We have a trust problem in production, and nobody wants to talk about it.
93% of developers use AI coding tools. Only 46% actually trust them.
Let me repeat that: mass adoption without trust.
As CTO, this keeps me up at night because we’d never accept this for any other production system. Imagine telling your board: “93% of our engineers use this database, but only 46% trust it won’t lose data.”
They’d demand we fix it immediately.
But for AI coding tools? We’re just… accepting it. Writing production code with tools we don’t fully trust. Every day.
The trust breakdown:
- 46% trust AI tools
- 33% “sort of trust” them
- 21% don’t trust them at all
Yet all of them keep using the tools because the productivity gains feel real even when the trust doesn’t exist.
What does “sort of trust” even mean in production?
You trust it for boilerplate. Don’t trust it for complex logic.
Trust it for CSS. Don’t trust it for security-critical code.
Trust it to give you a starting point. Don’t trust it to be right.
This is fine when you have the expertise to evaluate the output. It’s dangerous when you don’t.
The business risk calculation I’m running:
Acceptable risk: AI handles routine CRUD operations, senior engineers review everything.
Dangerous risk: AI handles complex distributed systems logic, juniors can’t evaluate if it’s correct.
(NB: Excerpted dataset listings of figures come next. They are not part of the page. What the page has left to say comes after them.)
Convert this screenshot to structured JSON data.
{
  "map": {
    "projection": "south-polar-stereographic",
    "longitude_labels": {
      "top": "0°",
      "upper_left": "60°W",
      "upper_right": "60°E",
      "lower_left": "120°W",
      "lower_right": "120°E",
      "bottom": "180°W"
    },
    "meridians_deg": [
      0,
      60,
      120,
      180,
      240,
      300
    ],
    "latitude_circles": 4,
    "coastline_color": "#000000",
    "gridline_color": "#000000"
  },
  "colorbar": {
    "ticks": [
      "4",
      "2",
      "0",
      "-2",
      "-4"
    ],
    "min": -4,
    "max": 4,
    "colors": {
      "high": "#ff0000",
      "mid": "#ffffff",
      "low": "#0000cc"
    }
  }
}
Crisis scenario: Production incident caused by AI-generated code, team can’t debug it because they don’t understand what the AI built.
The data that scares me:
- AI code shows 1.7x more issues overall
- 23.7% more security vulnerabilities specifically
- 66% of developers say AI code is “almost right, but not quite”
That last one is insidious. “Almost right” passes code review if reviewers are overwhelmed. It passes testing if test coverage isn’t comprehensive. It ships to production and breaks in edge cases.
What we implemented:
-
AI-Assisted Code Tiers
- Green tier: Juniors with AI can touch this (well-tested, non-critical paths)
- Yellow tier: Mid-level+ with AI (feature code, business logic)
- Red tier: Senior only, AI optional (security, distributed systems, data integrity)
Controversial because it limits junior autonomy. But I’d rather limit scope than cause outages.
-
Security Review Process
All AI-assisted code goes through automated security scanning + manual review. 23.7% more vulnerabilities means we can’t rely on normal review processes. -
Blast Radius Limits
AI-assisted features ship behind feature flags with gradual rollout. If something breaks, we can roll back fast. -
Dependency Audits
AI tools love suggesting libraries. We now audit every new dependency before approval. Found three cases of AI suggesting deprecated packages with known vulnerabilities.
The strategic question:
Is “sort of trust” acceptable when building production systems?
In financial services, where I work, compliance frameworks explicitly require trust in our development process. I can’t tell auditors “we sort of trust the code.”
But in other industries, maybe the risk tolerance is different? Maybe “move fast with sort of trusted AI” is an acceptable trade-off?
The long-term concern:
Does trust improve as tools mature, or does dependency deepen without trust improving?
If developers use AI for 18 months and still only “sort of trust” it, we’re building production systems on a foundation of uncertainty. That compounds over time.
Michelle’s point about skill debt applies here: we won’t know we have a trust problem until something breaks badly. And by then, we might have a codebase full of AI-generated code that nobody fully understands or trusts.
The uncomfortable question:
If we don’t trust the tools, why are we trusting the output?
Are we deferring a crisis, or is this the new normal? Is “sort of trust” enough?